The expression “suitable employment” is defined in s 32A of the 1987 Act as:
“suitable employment, in relation to a worker, means employment in work for which the worker is currently suited—
(a) having regard to—
(i) the nature of the worker’s incapacity and the details provided in medical information including, but not limited to, any certificate of capacity supplied by the worker (under section 44B), and
(ii) the worker’s age, education, skills and work experience, and
(iii) any plan or document prepared as part of the return to work planning process, including an injury management plan under Chapter 3 of the 1998 Act, and
(iv) any occupational rehabilitation services that are being, or have been, provided to or for the worker, and
(v) such other matters as the Workers Compensation Guidelines may specify, and
(b) regardless of—
(i) whether the work or the employment is available, and
(ii) whether the work or the employment is of a type or nature that is generally available in the employment market, and
(iii) the nature of the worker’s pre-injury employment, and
(iv) the worker’s place of residence.”
In giving his opinion that the applicant could return to work in suitable duties, Dr Powell has not given any indication in his report of the kinds of employment that would be suitable in the applicant’s circumstances.
The applicant is now 70 years old. The applicant’s evidence is that he completed a Year 10 education. After leaving school, the applicant always performed manual work. Apart from a brief period working towards an apprenticeship as a mechanic, and two years in a pub, the applicant’s work had always involved driving trucks, particularly concrete trucks.
In his statement evidence, the applicant described the impact of his symptoms on his ability to perform the tasks of a truck driver. The applicant described difficulties he would experience in getting in and out of the truck; bending and squatting to inspect the truck; and difficulty sitting for long periods and bouncing in the truck whilst driving. The applicant described difficulties due to his shoulder injury in managing the manual handling involved in setting up concrete chutes, using wheelbarrows and cleaning.
Dr Powell’s evidence does not address how the applicant’s ongoing symptoms would affect his capacity to perform the work of a truck driver. Nor is there any suggestion of what other kind of employment would be suitable having regard to the nature of the applicant’s incapacity and taking into account the applicant’s age, education, skills and work experience.
There are before me no return to work or injury management plans.

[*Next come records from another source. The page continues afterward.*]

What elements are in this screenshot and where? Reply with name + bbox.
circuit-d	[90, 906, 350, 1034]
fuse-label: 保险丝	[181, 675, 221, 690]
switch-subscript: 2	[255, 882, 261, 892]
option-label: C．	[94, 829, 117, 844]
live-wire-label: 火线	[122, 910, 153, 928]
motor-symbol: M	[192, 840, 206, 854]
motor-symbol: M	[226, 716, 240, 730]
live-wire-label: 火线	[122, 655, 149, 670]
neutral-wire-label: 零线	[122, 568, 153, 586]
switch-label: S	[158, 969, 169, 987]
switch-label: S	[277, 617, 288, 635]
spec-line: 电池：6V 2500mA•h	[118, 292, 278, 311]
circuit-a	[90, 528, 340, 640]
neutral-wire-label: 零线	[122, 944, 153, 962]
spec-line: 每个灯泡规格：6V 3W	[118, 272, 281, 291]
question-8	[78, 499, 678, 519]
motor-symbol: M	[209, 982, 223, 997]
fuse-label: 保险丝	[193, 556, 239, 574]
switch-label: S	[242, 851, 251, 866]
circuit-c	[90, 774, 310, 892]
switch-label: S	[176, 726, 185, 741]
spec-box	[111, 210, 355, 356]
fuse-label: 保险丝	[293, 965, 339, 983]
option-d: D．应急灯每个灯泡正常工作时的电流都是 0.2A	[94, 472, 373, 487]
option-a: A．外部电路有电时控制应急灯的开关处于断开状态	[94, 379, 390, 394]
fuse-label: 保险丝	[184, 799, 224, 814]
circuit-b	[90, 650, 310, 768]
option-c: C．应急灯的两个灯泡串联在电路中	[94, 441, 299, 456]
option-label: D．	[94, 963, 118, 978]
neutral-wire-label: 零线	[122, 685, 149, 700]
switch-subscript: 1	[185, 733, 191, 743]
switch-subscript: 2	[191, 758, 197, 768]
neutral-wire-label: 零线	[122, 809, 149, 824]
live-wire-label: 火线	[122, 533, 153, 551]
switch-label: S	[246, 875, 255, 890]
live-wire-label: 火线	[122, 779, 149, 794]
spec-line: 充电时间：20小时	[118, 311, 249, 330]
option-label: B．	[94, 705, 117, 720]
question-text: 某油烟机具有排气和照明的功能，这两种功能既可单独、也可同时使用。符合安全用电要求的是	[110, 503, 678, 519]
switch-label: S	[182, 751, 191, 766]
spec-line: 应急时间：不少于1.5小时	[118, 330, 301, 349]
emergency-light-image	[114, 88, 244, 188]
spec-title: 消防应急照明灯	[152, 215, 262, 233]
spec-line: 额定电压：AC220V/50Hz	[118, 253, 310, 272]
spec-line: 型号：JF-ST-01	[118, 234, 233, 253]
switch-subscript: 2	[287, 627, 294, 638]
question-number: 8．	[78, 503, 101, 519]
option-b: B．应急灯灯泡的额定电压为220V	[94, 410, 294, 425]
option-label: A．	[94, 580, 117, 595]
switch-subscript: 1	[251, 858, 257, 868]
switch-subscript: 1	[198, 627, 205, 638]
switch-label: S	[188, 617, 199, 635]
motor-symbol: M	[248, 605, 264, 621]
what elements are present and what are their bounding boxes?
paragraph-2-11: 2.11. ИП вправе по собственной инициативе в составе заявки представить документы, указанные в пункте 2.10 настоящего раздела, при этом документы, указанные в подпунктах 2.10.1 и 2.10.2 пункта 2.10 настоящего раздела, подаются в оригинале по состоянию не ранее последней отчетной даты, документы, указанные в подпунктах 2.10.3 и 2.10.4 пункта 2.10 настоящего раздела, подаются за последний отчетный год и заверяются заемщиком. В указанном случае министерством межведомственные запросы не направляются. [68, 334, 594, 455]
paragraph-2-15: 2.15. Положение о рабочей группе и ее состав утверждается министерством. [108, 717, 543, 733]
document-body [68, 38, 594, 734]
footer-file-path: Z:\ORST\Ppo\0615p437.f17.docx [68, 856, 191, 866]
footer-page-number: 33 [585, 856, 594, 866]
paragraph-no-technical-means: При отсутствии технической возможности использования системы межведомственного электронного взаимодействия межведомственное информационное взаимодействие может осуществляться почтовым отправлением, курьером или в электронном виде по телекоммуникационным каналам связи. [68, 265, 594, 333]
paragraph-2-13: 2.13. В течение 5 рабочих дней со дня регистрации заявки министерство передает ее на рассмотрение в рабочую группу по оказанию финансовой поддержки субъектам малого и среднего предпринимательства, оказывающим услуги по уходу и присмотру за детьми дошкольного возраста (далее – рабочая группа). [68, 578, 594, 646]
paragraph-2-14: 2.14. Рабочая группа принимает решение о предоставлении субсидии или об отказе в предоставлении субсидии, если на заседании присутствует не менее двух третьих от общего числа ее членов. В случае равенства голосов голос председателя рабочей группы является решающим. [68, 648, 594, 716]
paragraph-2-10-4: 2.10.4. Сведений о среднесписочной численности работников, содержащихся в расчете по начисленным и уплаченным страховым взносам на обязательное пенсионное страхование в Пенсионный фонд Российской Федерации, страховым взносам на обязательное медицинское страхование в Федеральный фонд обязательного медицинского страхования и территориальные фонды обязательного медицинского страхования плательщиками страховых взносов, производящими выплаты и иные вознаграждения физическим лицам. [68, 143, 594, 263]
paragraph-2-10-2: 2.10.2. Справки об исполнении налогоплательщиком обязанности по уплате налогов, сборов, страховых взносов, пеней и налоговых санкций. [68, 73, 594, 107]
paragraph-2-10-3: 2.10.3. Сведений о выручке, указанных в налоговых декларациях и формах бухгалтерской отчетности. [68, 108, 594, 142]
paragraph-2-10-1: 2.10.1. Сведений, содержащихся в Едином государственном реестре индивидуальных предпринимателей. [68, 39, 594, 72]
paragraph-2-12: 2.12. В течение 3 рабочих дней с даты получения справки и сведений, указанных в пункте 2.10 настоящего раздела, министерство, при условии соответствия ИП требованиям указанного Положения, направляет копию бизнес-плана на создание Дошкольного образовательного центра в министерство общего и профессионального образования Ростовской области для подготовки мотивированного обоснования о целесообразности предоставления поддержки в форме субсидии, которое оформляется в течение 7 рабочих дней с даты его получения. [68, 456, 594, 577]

There is no evidence of any occupational rehabilitation services that have been provided to the applicant.
Having regard to the applicant’s age, education, skills and work experience and the nature of the applicant’s incapacity as a result of the injury on 20 April 2020, I accept Dr Patrick’s opinion that in the relevant period, the applicant had a present inability arising from the injury such that he was not able to return to work, either in his pre-injury employment or in suitable employment.
The applicant’s PIAWE rate has been agreed at $1,422.
In view of the findings above, there will be an order for the respondent to pay the applicant weekly compensation pursuant to ss 36(1) and 37(1) for a period of 52 weeks[8] commencing on 20 April 2020, based on a PIAWE of $1,422, as periodically indexed.
[8] See s 52(2) of the 1987 Act.
The respondent will have credit for any payments already made during that period. To the extent that the applicant was paid sick leave and other forms of leave in that period, ss 49 and 50 of the 1987 Act will apply.